Andrews model and long time buddy has a very peculiar growth pattern right at the hairline at the top of his forehead. Now, we have never heard of anyone naming a growth pattern, leave it to Andrew he calls this one caterpillar - two growth patterns that grow completely forward as well as kick to the side.
In the video above, Andrew faces this growth pattern with ease utilizing two Sam Villa Blending Shears:
The majority of the haircut in this video has been completed using shear over comb with the Reversible Blending Shear and a Short Cutting Comb. The Reversible Blending Shear results in surface texture.
We left out the area in the front hairline to give us the visual on combatting this radical growth pattern. You will see the split in the middle and how it is very dense on each side of the split.
Using the wide teeth of his Cutting Comb, begin with shear over comb with the Reversible Blending Shear to knock down a little of the length in the dense area to the side of the split. The advantage of the Reversible Blending Shear is the little residual hairs will fall in many different directions we do not want to see any flat lines at all as they will accentuate the radical grow pattern. The direction of the teeth play an important role as whichever direction the teeth are facing will influence the direction the hair will lay in this cut the teeth are facing toward the head.

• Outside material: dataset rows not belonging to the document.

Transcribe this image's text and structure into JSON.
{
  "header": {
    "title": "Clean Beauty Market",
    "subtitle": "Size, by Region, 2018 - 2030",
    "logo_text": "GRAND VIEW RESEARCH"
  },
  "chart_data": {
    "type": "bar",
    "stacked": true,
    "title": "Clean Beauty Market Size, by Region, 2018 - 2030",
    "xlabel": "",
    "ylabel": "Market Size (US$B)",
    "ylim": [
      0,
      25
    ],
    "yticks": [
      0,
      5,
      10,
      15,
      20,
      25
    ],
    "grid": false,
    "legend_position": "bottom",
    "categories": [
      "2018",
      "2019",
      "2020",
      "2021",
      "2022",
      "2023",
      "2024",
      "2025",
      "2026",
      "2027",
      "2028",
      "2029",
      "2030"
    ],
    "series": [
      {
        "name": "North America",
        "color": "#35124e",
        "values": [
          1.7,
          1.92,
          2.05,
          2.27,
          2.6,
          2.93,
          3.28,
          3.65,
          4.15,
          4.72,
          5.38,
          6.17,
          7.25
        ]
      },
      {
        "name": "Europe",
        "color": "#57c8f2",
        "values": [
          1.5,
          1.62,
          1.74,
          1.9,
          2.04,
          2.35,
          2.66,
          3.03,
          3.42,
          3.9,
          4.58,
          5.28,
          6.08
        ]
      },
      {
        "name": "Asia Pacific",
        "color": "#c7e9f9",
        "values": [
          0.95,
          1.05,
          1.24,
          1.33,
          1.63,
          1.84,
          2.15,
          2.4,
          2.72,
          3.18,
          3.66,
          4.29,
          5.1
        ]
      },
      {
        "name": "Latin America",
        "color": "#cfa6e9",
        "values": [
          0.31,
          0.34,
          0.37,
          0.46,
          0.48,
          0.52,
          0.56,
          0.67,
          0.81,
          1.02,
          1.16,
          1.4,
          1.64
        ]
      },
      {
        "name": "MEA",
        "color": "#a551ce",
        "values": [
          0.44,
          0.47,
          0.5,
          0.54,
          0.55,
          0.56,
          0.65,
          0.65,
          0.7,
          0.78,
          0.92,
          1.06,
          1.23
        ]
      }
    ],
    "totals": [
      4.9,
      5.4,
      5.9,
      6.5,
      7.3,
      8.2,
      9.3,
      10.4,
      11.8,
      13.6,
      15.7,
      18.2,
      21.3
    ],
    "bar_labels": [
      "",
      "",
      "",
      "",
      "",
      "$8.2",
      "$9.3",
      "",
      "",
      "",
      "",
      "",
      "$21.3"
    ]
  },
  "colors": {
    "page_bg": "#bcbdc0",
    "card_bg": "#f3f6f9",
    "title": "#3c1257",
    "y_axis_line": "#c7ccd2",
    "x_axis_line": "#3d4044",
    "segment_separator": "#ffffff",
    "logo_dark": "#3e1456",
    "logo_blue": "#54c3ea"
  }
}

After knocking down some of the length, you will notice some of the hair left wants to fall straight down against the forehead. By going back in to remove that excess length to result in a cleaner perimeter, you will see there is still some density going on.
To address the density even more, change over to your InvisiBlend Shear. This shear will result in an even softer edge than that of the Reversible Blending Shear and removes less hair. This is an obvious choice to move into this new shear to finish the cutting in this area, as the shear is less aggressive in the removal of hair.
HOT TIP: We all know we can always take more off but we can't put it back on!
Next, lets go into the dense area to clean it up and remove a little more weight, resulting in a visually pleasing hairline as opposed to the visual of the radical growth pattern.
Can you over do it? Of course you can! Take caution to refrain from over texturizing with any shear take it slow, especially if you are embarking into unfamiliar territory a head you've never cut before.
HOT TIP: A bundle of short hair is much stronger than a couple of long hairs.
Do you remember the first time you took a section too short? It usually only takes just once! You never want to experience the hair that sticks straight out or up again!
As you watch Andrew use this technique on the right side of the split at the forehead you will really be able to see the transformation of the growth pattern vs. the left side that is uncut. It is very apparent that the two Sam Villa Shears – the Reversible Blending Shear along with the InvisiBlend Shear – were the stars that stole this show with Andrew as the creative director of the technique.